All good things must come to an end though, and in the last 2 or 3 minutes of the movie, when it seems there's no logical ending in sight, Don suffers a fatal heart attack. At some point in the muddled story of sex and babe-BBQ, Don had a minor heart attack and ends up with a pace maker. At the very end, after his friends randomly find Don dead and a selection of body parts in the microwave, a group of movers clearing out the house discover some faulty wiring in the microwave that was a "ticking time bomb for someone with a pace maker."
There are some truly funny moments in the movie that come from the lines delivered or the gimmicks displayed.

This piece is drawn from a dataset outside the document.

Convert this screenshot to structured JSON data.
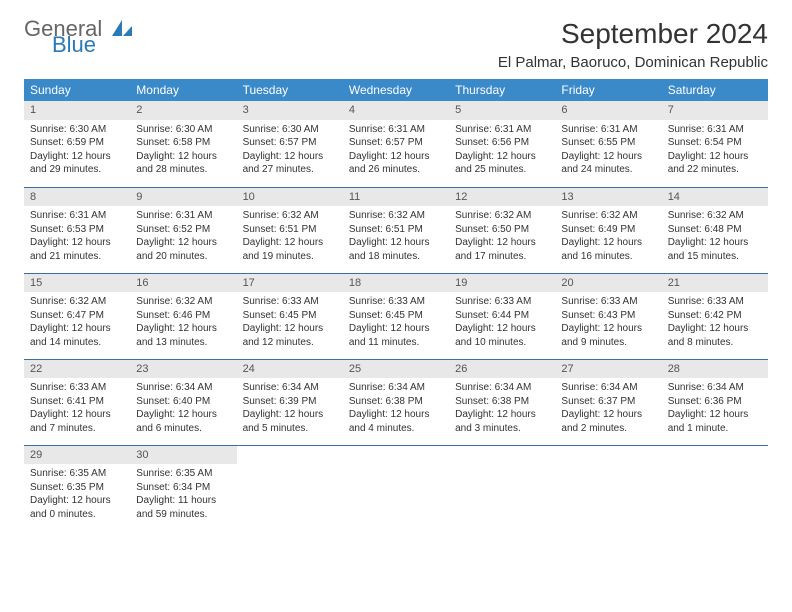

While hatcheting up his latest victim in his kitchen (with a hatchet that he checked it's sharpness by splitting a hair) Don suddenly realizes how famished he is and blurts out, directly to the camera, "I'm so hungry I could eat a whore." He also has several short run-in's with his sultry and promiscuous neighbor, who's name is Dee-Dee-Dee because her mom stuttered and couldn't get her real name right, where she's doing such odd things as gardening with a small vibrator (which also gets a "provided by" line in the credits).
Final Verdict: Had Microwave Madness had someone other than Jackie Vernon who was capable of delivering a good line, especially his wife, the movie would have been a lot funnier as there seemed to be humorous potential in the script that never got realized. A little more and higher quality gore, especially blood that didn't look like strawberry syrup, would have been appreciated, but the completely unrealistic severed head of his wife was perfect. Especially considering it fooled his wife's sister during a unannounced visit, at least until it fell out of the bed and Don was forced to keep his in-law tied up in his closet for the remainder of the movie, gagged by a increasingly molding piece of baguette. With just a little more effort, the movie could've shined, but as is I give it a 3.5/5.